Johnson a déclaré que les groupes constituaient un espace sécurisé pour les étudiants et le corps professoral afin de créer une communauté et de participer au débat, au besoin, afin de faciliter un débat sain sur la race et les différences en général.

«Embrasser notre patrimoine, autonomiser notre avenir», lit une fresque à l'intérieur de la Kensington Health Sciences Academy. (Photo par Erin Blewett)

En juin le Département californien de l'éducation a publié le premier projet de programme d’études ethniques. Il est destiné à servir de guide aux écoles et aux éducateurs pour l’élaboration de cours reflétant une diversité d’élèves. Il existe également une législation dans les travaux qui pourrait rendre les cours d'études ethniques obligatoires pour les lycéens et les étudiants de la California State University.

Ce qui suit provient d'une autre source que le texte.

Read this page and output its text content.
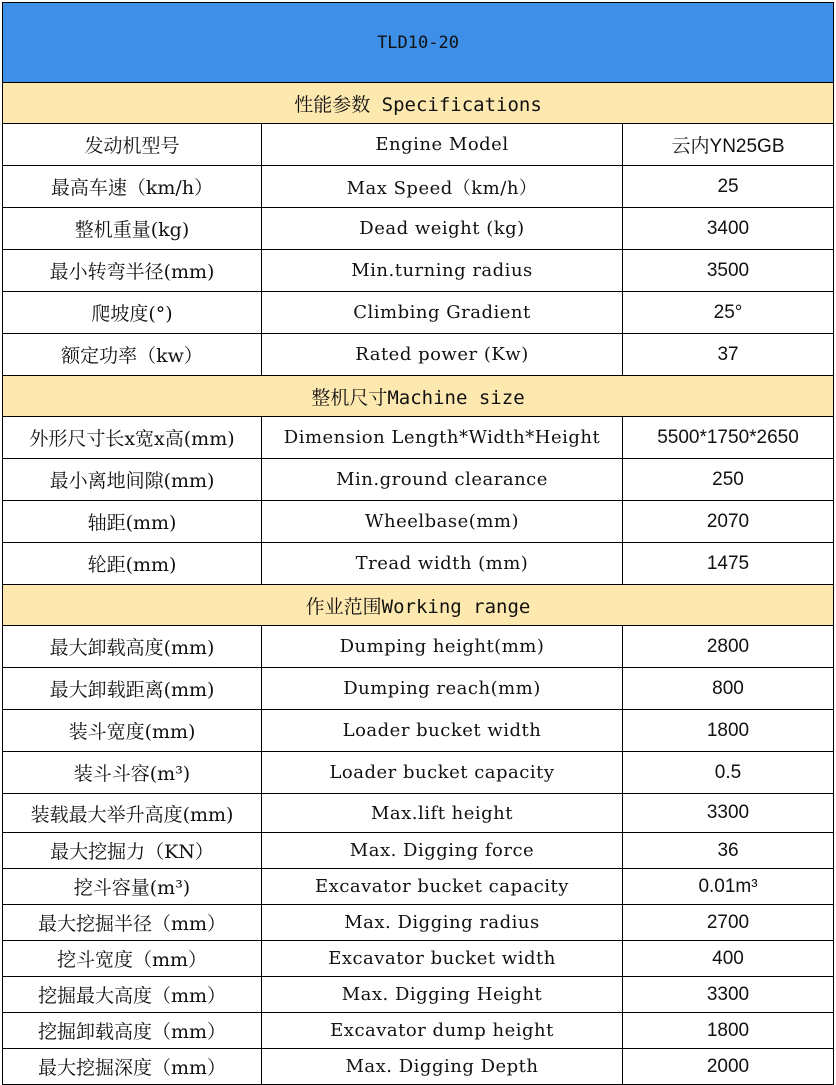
TLD10-20		
性能参数 Specifications		
发动机型号	Engine Model	云内YN25GB
最高车速（km/h）	Max Speed（km/h）	25
整机重量(kg)	Dead weight (kg)	3400
最小转弯半径(mm)	Min.turning radius	3500
爬坡度(°)	Climbing Gradient	25°
额定功率（kw）	Rated power (Kw)	37
整机尺寸Machine size		
外形尺寸长x宽x高(mm)	Dimension Length*Width*Height	5500*1750*2650
最小离地间隙(mm)	Min.ground clearance	250
轴距(mm)	Wheelbase(mm)	2070
轮距(mm)	Tread width (mm)	1475
作业范围Working range		
最大卸载高度(mm)	Dumping height(mm)	2800
最大卸载距离(mm)	Dumping reach(mm)	800
装斗宽度(mm)	Loader bucket width	1800
装斗斗容(m³)	Loader bucket capacity	0.5
装载最大举升高度(mm)	Max.lift height	3300
最大挖掘力（KN）	Max. Digging force	36
挖斗容量(m³)	Excavator bucket capacity	0.01m³
最大挖掘半径（mm）	Max. Digging radius	2700
挖斗宽度（mm）	Excavator bucket width	400
挖掘最大高度（mm）	Max. Digging Height	3300
挖掘卸载高度（mm）	Excavator dump height	1800
最大挖掘深度（mm）	Max. Digging Depth	2000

La période de consultation publique sur l'ébauche proposée a pris fin en août et les administrateurs procéderont maintenant pour évaluer les modifications à apporter.

"Nous avons reçu plus de 21 000 commentaires publics et je pense qu'il est vraiment important que nous réfléchissions à tous les commentaires que nous avons reçus", a déclaré Stéphanie Gregson, surintendant adjoint de l'instruction publique au California Department of Education. »Il est également très important que nous prenions le temps nécessaire pour créer un programme modèle de haute qualité en études ethniques pour nos enseignants et nos administrateurs, car nous sommes l'un des premiers États à commencer cette tentative de créer un curriculum modèle à l'échelle de l'état. "

En plus des mesures visant à créer des programmes plus diversifiés à travers le pays dans des États comme la Californie, l'Oregon et Washington, les écoles adoptent ces valeurs en créant des départements dédiés au respect et à la promotion de la diversité.

Malgré les difficultés rencontrées par Mejia au collège, elle a déclaré que lorsqu'elle a commencé à fréquenter la KHSA – où elle est encouragée à embrasser ses racines en République dominicaine et les intérêts qu'elle a développés depuis son déménagement aux États-Unis -, elle a recommencé à aimer l'école.

Quelques mois après sa première année d'études, elle a commencé à se diversifier et à faire des choses qu'elle n'aurait jamais imaginées faire, comme les arts martiaux, la musique et le football. Elle a également rejoint des groupes axés sur la justice sociale, comme Jeunesse unie pour le changement.

«J'essaie de tirer le meilleur parti possible de l'école, a-t-elle déclaré. «Cela me permet simplement de mieux me développer et j’essaie vraiment d’encourager les autres à faire de même.»